Results: On TULU 2, RDS+ selects 326,000 samples (6% of 5.8 million) to exceed the TULU 2 mixture and match full-pool performance, with 2-point gains over baselines and random selection. This efficient method shines at scale, enhancing large-scale instruction-tuning.

Cache management

Q-Filters: Leveraging Query-Key Geometry for Efficient Key-Value Cache Compression

Paper: https://arxiv.org/abs/2503.02812
Code: https://github.com/NathanGodey/qfilters
Authors: Nathan Godey et al. (Sorbonne Université, Inria, Sapienza University of Rome, University of Edinburgh, Miniml.AI)
Focus: Compressing the KV Cache for LLMs using Query-Key geometry

The KV Cache’s memory demands hinder long-context LLMs. Q-Filters leverages Query-Key geometry to estimate attention scores and prune less critical KV pairs without attention weights, ensuring compatibility with FlashAttention for efficient compression.

Key contribution:

• Geometric Insight: Projects Keys onto Query eigenvectors to assess KV importance.

• Training-Free & FlashAttention-Compatible: Computes filters once, integrating with memory-efficient attention.

Results: On Llama-3.1-8B, achieves 99% accuracy with 32x compression in needle-in-a-haystack tests and cuts perplexity drop by 65% over Streaming-LLM on the Pile with a 512-item cache.

Quantization

RSQ: Learning from Important Tokens Leads to Better Quantized LLMs

Paper: https://arxiv.org/abs/2503.01820
Authors: Yi-Lin Sung et al. (University of North Carolina at Chapel Hill)
Focus: Enhancing post-training quantization (PTQ) of LLMs by prioritizing important tokens
Code: https://github.com/ylsung/rsq

RSQ introduces a layer-wise quantization method that boosts LLM compression by focusing on high-importance tokens (e.g., those with large attention scores). It uses a three-step process (Rotate, Scale, Quantize) and token importance strategies to maintain key information, cutting computational costs.

Key Innovations:

• Three-Step Process: Rotate (reduces outliers), Scale (adjusts features by importance), Quantize (uses scaled Hessian). Rotate applies orthogonal transformations to mitigate weight outliers, reducing quantization errors. While scale adjusts token features based on their importance, using a modified loss function: ‖(WX - ŴX)R‖₂², where R scales tokens dynamically. and, Quantize uses the GPTQ framework with a scaled Hessian matrix (H_RSQ = 2XR²Xᵀ) for efficient quantization.
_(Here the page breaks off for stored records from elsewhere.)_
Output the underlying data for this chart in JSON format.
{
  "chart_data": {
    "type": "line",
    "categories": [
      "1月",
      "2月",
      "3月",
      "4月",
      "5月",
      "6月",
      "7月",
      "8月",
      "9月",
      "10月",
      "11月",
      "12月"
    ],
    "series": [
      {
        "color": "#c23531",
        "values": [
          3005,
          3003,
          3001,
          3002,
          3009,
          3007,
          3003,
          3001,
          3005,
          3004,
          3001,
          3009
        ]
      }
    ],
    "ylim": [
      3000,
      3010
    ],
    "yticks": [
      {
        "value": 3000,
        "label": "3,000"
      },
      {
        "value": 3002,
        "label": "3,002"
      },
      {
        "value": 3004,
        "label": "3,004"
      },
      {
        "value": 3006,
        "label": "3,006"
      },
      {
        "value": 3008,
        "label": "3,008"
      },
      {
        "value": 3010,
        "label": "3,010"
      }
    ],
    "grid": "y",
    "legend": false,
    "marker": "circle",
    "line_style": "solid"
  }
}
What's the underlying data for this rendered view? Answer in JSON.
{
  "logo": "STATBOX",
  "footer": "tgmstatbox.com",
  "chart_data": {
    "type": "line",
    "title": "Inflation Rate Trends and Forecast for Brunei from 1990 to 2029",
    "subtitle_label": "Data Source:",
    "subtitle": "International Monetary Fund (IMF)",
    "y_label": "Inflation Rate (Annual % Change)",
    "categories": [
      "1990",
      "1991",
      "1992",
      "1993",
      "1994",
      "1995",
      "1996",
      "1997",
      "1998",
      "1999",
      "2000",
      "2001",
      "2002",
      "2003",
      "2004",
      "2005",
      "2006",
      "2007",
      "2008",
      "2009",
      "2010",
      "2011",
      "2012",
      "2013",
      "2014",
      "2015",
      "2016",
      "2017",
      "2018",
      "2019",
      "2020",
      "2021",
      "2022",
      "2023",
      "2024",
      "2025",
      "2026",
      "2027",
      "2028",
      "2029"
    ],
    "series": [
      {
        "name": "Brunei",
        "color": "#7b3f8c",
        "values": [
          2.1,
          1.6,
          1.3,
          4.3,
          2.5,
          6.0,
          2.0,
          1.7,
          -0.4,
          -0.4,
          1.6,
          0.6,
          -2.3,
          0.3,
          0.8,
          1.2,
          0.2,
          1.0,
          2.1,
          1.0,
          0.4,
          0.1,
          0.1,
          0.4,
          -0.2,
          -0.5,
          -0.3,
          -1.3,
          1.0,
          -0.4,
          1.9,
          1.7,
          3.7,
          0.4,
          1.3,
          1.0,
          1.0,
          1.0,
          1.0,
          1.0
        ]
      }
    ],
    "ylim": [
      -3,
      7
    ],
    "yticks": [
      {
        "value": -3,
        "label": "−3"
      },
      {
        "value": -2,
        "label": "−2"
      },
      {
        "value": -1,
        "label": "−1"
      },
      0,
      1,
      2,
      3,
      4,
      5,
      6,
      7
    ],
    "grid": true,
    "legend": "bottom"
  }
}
• Token Importance: Heuristic (e.g., First-N) and dynamic (AttnCon) strategies improve accuracy.

Results: On LLaMA3-8B-Instruct, RSQ gains 1.6% accuracy at 3-bit precision, with up to 3.0% improvement on long-context tasks over QuaRot, shining in extreme compression.

TinyR1-32B-Preview: Boosting Accuracy with Branch-Merge Distillation

Paper: https://arxiv.org/abs/2503.04872
Authors: Lin Sun et al. (Qiyuan Tech, Peking University)
Focus: Compressing LLMs via distillation with enhanced accuracy

TinyR1-32B-Preview uses Branch-Merge distillation to compress a 671B model (DeepSeek-R1) into a 32B student, improving accuracy in math, coding, and science while enabling efficient, quantization-ready deployment. It combines models using KL divergence for parameter selection.

Results: Outperforms baselines by +5.5 (Math), +4.4 (Coding), +2.9 (Science), nearly matching the 671B model and surpassing a 70B variant.

Unlearning

Group-robust Machine Unlearning

Paper: https://arxiv.org/abs/2503.09330
Authors: Thomas De Min et al. (University of Trento)
Focus: Ensuring fairness in machine unlearning for LLMs
Code: https://github.com/tdemin16/group-robust_machine_unlearning

Standard unlearning can harm model fairness when the forget set over represents certain groups, degrading performance unevenly. This paper proposes group-robust unlearning to maintain accuracy across groups in large language models (LLMs) handling diverse data.

Key Innovations:

• REWEIGHT: Reweights sampling in retraining for fair exact unlearning.

• MIU: Approximate unlearning that reduces group-specific bias by minimizing mutual information, aligning with the original model.

Results: On CelebA (0.5 unlearning ratio), MIU with REWEIGHT hits 69.0% group accuracy, beating SCRUB’s 62.9%, and keeps equalized odds delta at 0.6 vs. SCRUB’s 3.2. This method ensures equitable unlearning, enhancing LLM fairness for data removal tasks.